Wie gut können Menschen mit unterschiedlichen Behinderungen die Internetseiten der Behörden, Firmen und Medien nutzen? Seit zwei Jahren beschäftigt sich das vom Bundessozialministerium geförderte Projekt "Barrierefrei Informieren und Kommunizieren (BIK)" mit dieser Frage. Dabei prüfen Fachleute mit und ohne Behinderungen die Webseiten und beraten nach international einschlägigen Richtlinien die Webdesigner bei der Beseitigung von Hindernissen. In April und Mai testeten die BIK-Experten die Internetangebote von 14 großen Tageszeitungen und Nachrichtenmagazinen.
Die Ergebnisse sind enttäuschend. "Nur wenige Angebote sorgen dafür, dass sie für alle zugänglich sind", lautet das Fazit. Geprüft wurden sieben überregionale Tageszeitungen, zwei Wirtschaftszeitungen, drei Magazine und zwei Zeitungen aus den deutschsprachigen Nachbarländern. Als Basis des Testverfahrens diente die BITV, die für Webauftritte des Bundes verbindliche Verordnung zur Barrierefreiheit. Danach ist keiner der untersuchten Webauftritte befriedigend. Der "Stern" ist nah an dieser Grenze, alle anderen liegen deutlich darunter. Doch da die BITV-Anforderungen zum Teil recht hoch seien, "sind die relativ gut bewerteten Webauftritte sehr viel besser zugänglich als die Kandidaten im unteren Bereich des Testfeldes", heißt es im Bericht.

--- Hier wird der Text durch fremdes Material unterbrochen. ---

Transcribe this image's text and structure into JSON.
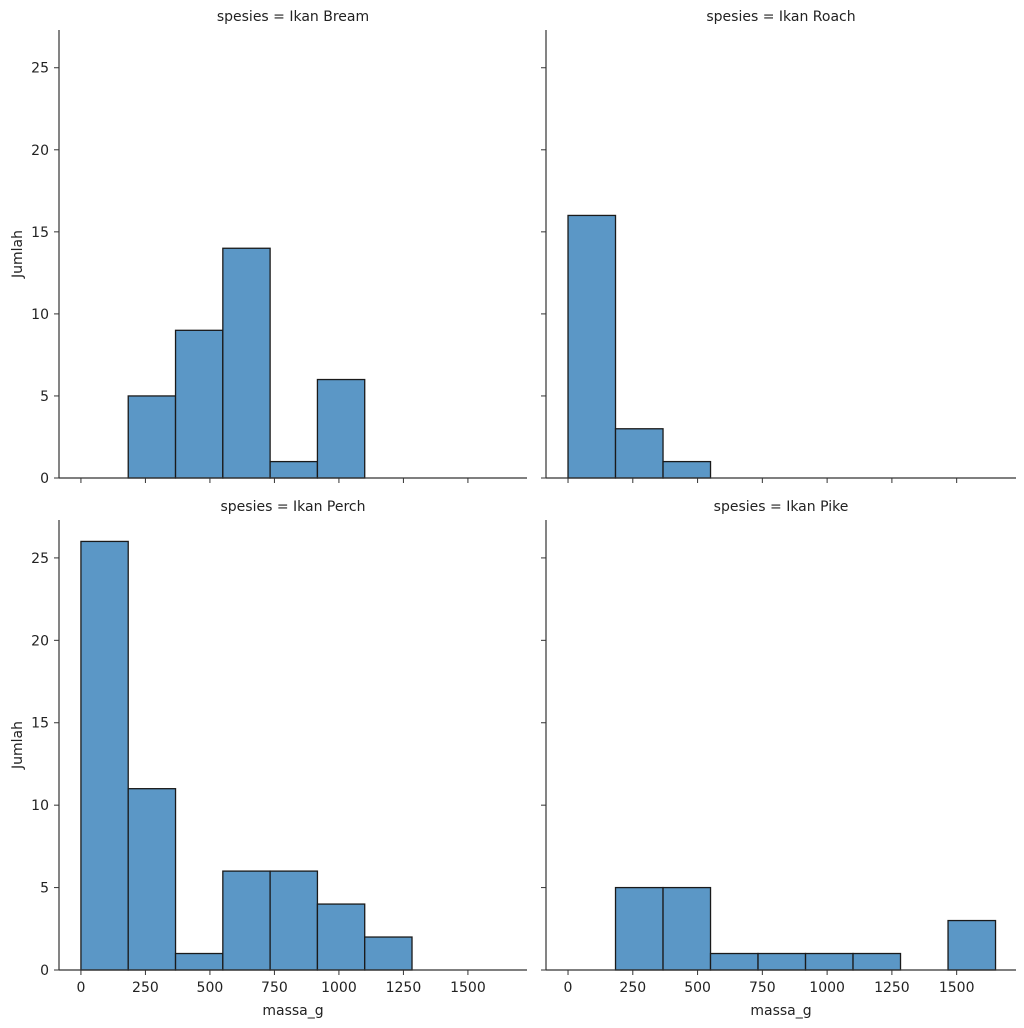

Mit 84,5 von 100 erreichbaren Punkten hat der "Stern" nur knapp ein befriedigendes Gesamtergebnis verfehlt und ist dennoch Sieger geworden. Der Abstand zur zweitplatzierten "Frankfurter Rundschau" (FR), die 79,5 Punkte bekam, ist deutlich. Dem Webauftritt des "Stern" liegt ein modernes, standardorientiertes Design zugrunde. Inhalt und Layout sind durchgängig voneinander geschieden, die Gestaltung lässt sich so leicht ändern und an individuelle Bedürfnisse anpassen. Das kommt auch behinderten Besuchern zugute. Blinde Besucher können FR Online gut nutzen. Grafische Bedienelemente und andere informative Grafiken sind mit Alternativtexten versehen, die Seiten können auch gut mit der Tastatur bedient werden. Kontraste sind in Ordnung, Grafiken können vor wechselnden Hintergründen wahrgenommen werden. Auch auf den Einsatz von für Sehbehinderte problematischen Schriftgrafiken wird verzichtet. Auf dem dritten Platz folgt mit 79 Punkten die "Neue Zürcher Zeitung" (NZZ). Hier sind Alternativtexte vorhanden, die Seiten können gut mit der Tastatur bedient werden. Kontraste sind in Ordnung, Grafiken können vor wechselnden Hintergründen wahrgenommen werden. "Die drei ausgezeichneten Angebote sind zwar nicht frei von Mängeln. Gut abgeschnitten haben sie aber im Vergleich mit den Publikationen im unteren Bereich der Ergebnisliste", sagt BIK-Koordinator Karsten Warnke und fährt fort: "Da finden sich Webangebote, die nicht nur aus Sicht der anspruchsvollen BITV erhebliche Mängel aufweisen. Behinderte Besucher stoßen auf nicht zu überwindende Hindernisse."
In Sachen Standardorientierung sind fast alle Webauftritte schlecht. Nur der "Stern" trennt Inhalt und Layout, Strukturelemente für Überschriften und Listen werden nur sehr eingeschränkt verwendet, Sprachwechsel werden nicht ausgezeichnet, dafür fast überall veraltete Elemente. Für blinde Benutzer oder für Benutzer von einfachen Textbrowsern sind Grafiken nicht zugänglich. Auch für den PDA (Personal Digital Assistent) oder ähnliche Geräte mit sehr kleinem Bildschirm sind Grafiken problematisch. Die Seiten sollen also auch ohne Bilder zu nutzen sein. Die Bedeutung von Bildern und grafischen Bedienelementen soll klar sein. Dafür wird der Alternativtext gebraucht. Er soll die Grafik ersetzen. Alternativtexte für informative Grafiken sind bei FR Online und NZZ vorhanden. Bei allen anderen fehlen sie oder werden für Zusatzinfos zum Bild zweckentfremdet. Besucher, die mit Bildern nichts anfangen können, werden nicht oder schlecht unterstützt. Ein ebenso trauriges Kapitel sei - so das Urteil der Tester - der Einsatz von leeren Alt-Attributen für Layoutgrafiken. "Nur Stern und FR Online erfüllen diese für die praktische Nutzung wichtige Anforderung ohne Einschränkung."